Die Pläne von Union und SPD zur Ausgestaltung der Energiewende sind nach Einschätzung des Deutschen Instituts für Wirtschaftsforschung (DIW Berlin) nicht dazu geeignet, die Stromverbraucher finanziell spürbar zu entlasten. „Der Strompreis wird durch die geplanten Maßnahmen so gut wie gar nicht gesenkt, da der größte Teil der Preissteigerungen auf Industrie-Ausnahmen und gesunkene Börsenpreise zurückgeht“, sagte DIW-Energieexpertin Claudia Kemfert am Sonntag der Berliner Zeitung. „Wenn man die Ausnahmen nicht nennenswert begrenzt und nichts tut, um den Börsenpreis zu stabilisieren, wird der Strompreis kaum gesenkt werden können.“

Weniger Windkraft auf See

Heftige Kritik an den Plänen der künftigen Koalition kam auch von den Grünen. Fraktionsvize Bärbel Höhn sagte: „Der Energiewende werden die Flügel gestutzt.“ Während der Ausbau der Erneuerbaren Energien gedrosselt werden solle, dürften die Kohlekraftwerke munter weiterlaufen. Die Kohlendioxid-Emissionen würden so nicht sinken. Zudem gebe es nur einen Prüfauftrag für die teuren Industrie-Rabatte bei den Ökostrom-Förderkosten. „Das ist ein Offenbarungseid und heißt letztendlich, dass die privaten Haushalte weiterhin die Strompreise für Schlachthöfe, Bierhersteller und den Braunkohletagebau mit bezahlen müssen“, sagte Höhn.

Unterhändler von Union und SPD hatten sich am Sonnabend im Rahmen der Koalitionsverhandlungen auf Eckpunkte für die künftige Energiepolitik verständigt. „Wir werden die Umsetzung der Energiewende planbarer, berechenbarer und dauerhaft bezahlbar gestalten“, sagte Umweltminister Peter Altmaier (CDU).

Die Betreiber bestehender Wind- und Solaranlagen sollen weiter über 20 Jahre hinweg feste Vergütungen für Ökostrom erhalten. Eine Umlage deckt die Differenz zwischen Börsenpreis und garantiertem Festpreis für den Erzeuger ab. Sinkt der Börsenpreis, steigt die Umlage, für die die Kunden aufkommen müssen. Nur bei neuen Windanlagen soll es nach den Plänen von Schwarz-Rot reduzierte Aufschläge auf den Börsenpreis geben. Ab 2017 sollen die Betreiber ihren Strom selbst vermarkten, bisher erledigen das die Netzbetreiber.

Die Koalitionäre wollen auch den Zubau von Windkraftanlagen beschränken: Auf hoher See werden die Ausbauziele bis 2020 von derzeit 10.000 Megawatt auf nur noch 6500 Megawatt gesenkt. Bis zum Jahr 2030 sind nur noch 15.000 statt 25.000 Megawatt geplant. Auf dem Land sollen nur noch an guten Standorten Anlagen errichtet werden – also vor allem in Küstennähe.
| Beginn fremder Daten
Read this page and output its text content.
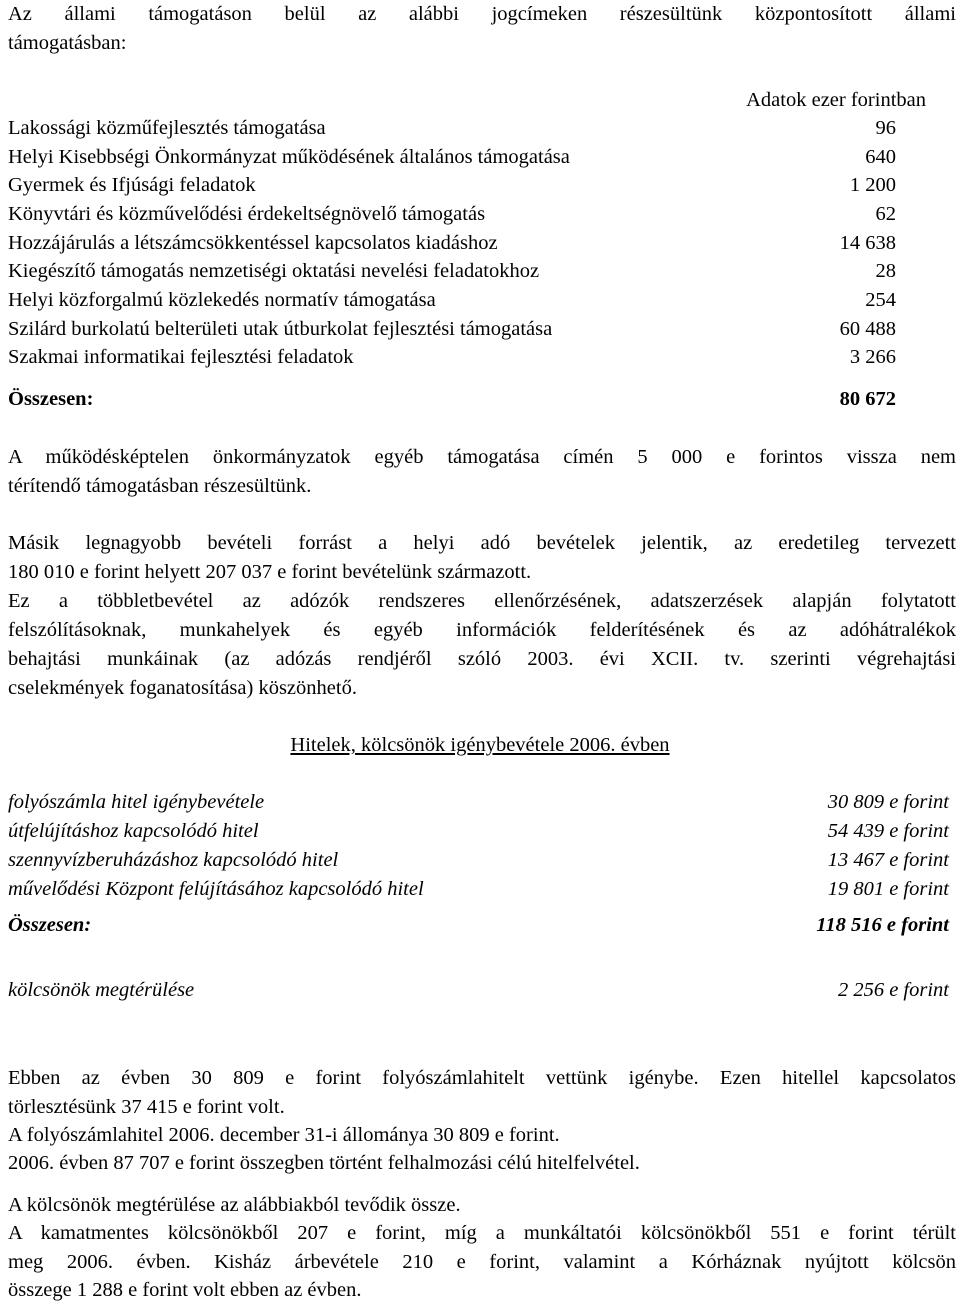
Az állami támogatáson belül az alábbi jogcímeken részesültünk központosított állami
támogatásban:
Adatok ezer forintban
Lakossági közműfejlesztés támogatása	96
Helyi Kisebbségi Önkormányzat működésének általános támogatása	640
Gyermek és Ifjúsági feladatok	1 200
Könyvtári és közművelődési érdekeltségnövelő támogatás	62
Hozzájárulás a létszámcsökkentéssel kapcsolatos kiadáshoz	14 638
Kiegészítő támogatás nemzetiségi oktatási nevelési feladatokhoz	28
Helyi közforgalmú közlekedés normatív támogatása	254
Szilárd burkolatú belterületi utak útburkolat fejlesztési támogatása	60 488
Szakmai informatikai fejlesztési feladatok	3 266
Összesen:	80 672
A működésképtelen önkormányzatok egyéb támogatása címén 5 000 e forintos vissza nem
térítendő támogatásban részesültünk.
Másik legnagyobb bevételi forrást a helyi adó bevételek jelentik, az eredetileg tervezett
180 010 e forint helyett 207 037 e forint bevételünk származott.
Ez a többletbevétel az adózók rendszeres ellenőrzésének, adatszerzések alapján folytatott
felszólításoknak, munkahelyek és egyéb információk felderítésének és az adóhátralékok
behajtási munkáinak (az adózás rendjéről szóló 2003. évi XCII. tv. szerinti végrehajtási
cselekmények foganatosítása) köszönhető.
Hitelek, kölcsönök igénybevétele 2006. évben
folyószámla hitel igénybevétele	30 809 e forint
útfelújításhoz kapcsolódó hitel	54 439 e forint
szennyvízberuházáshoz kapcsolódó hitel	13 467 e forint
művelődési Központ felújításához kapcsolódó hitel	19 801 e forint
Összesen:	118 516 e forint
kölcsönök megtérülése	2 256 e forint
Ebben az évben 30 809 e forint folyószámlahitelt vettünk igénybe. Ezen hitellel kapcsolatos
törlesztésünk 37 415 e forint volt.
A folyószámlahitel 2006. december 31-i állománya 30 809 e forint.
2006. évben 87 707 e forint összegben történt felhalmozási célú hitelfelvétel.
A kölcsönök megtérülése az alábbiakból tevődik össze.
A kamatmentes kölcsönökből 207 e forint, míg a munkáltatói kölcsönökből 551 e forint térült
meg 2006. évben. Kisház árbevétele 210 e forint, valamint a Kórháznak nyújtott kölcsön
összege 1 288 e forint volt ebben az évben.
DIW-Expertin Kemfert bezeichnete dies als problematisch, „da wir ebenso in Süd- und Mitteldeutschland einen deutlichen Windkraftanlagenausbau benötigen“.

EEG-Reform bis Ostern

Die Reform des Erneuerbare-Energien-Gesetzes soll bis Ostern stehen. Strittig ist zwischen Union und SPD noch, ob zur Entlastung der Verbraucher die Stromsteuer gesenkt werden soll. CDU und CSU lehnen das ab. Streit gibt es auch über Extra-Prämien für unrentable Kohle- und Gaskraftwerke.
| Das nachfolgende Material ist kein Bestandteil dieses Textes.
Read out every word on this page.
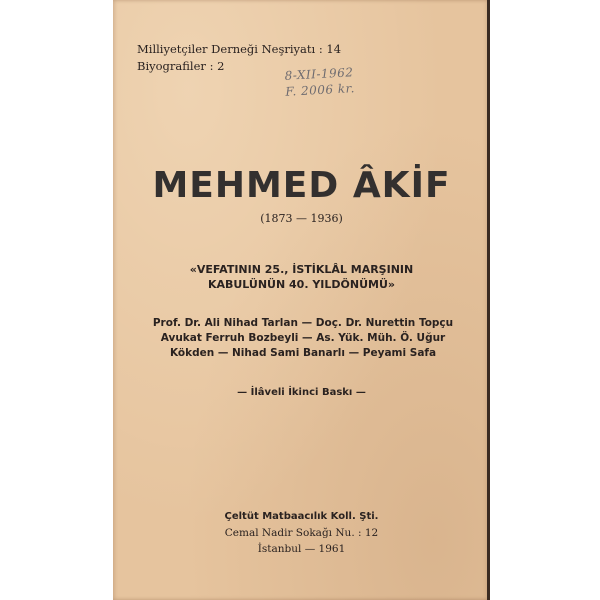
Milliyetçiler Derneği Neşriyatı : 14
Biyografiler : 2	8-XII-1962
F. 2006 kr.
MEHMED ÂKİF
(1873 — 1936)
«VEFATININ 25., İSTİKLÂL MARŞININ
KABULÜNÜN 40. YILDÖNÜMÜ»
Prof. Dr. Ali Nihad Tarlan — Doç. Dr. Nurettin Topçu
Avukat Ferruh Bozbeyli — As. Yük. Müh. Ö. Uğur
Kökden — Nihad Sami Banarlı — Peyami Safa
— İlâveli İkinci Baskı —
Çeltüt Matbaacılık Koll. Şti.
Cemal Nadir Sokağı Nu. : 12
İstanbul — 1961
Die künftigen Koalitionäre halten am Ziel fest, dass Deutschland bis 2022 aus der Atomkraft aussteigen soll. Sie haben sich aber noch nicht darauf geeinigt, welche Rolle Wind, Wasser und Sonne im Strommix spielen sollen. Derzeit haben sie einen Anteil von knapp 25 Prozent. Die Union peilt bis zum Ende des Jahrzehnts 35 bis 40 Prozent an und bis 2030 zwischen 50 und 55 Prozent. Die SPD will mindestens 40 beziehungsweise 75 Prozent. Von diesen Vorgaben machen Stromanbieter auch ihre Investitionsentscheidungen abhängig.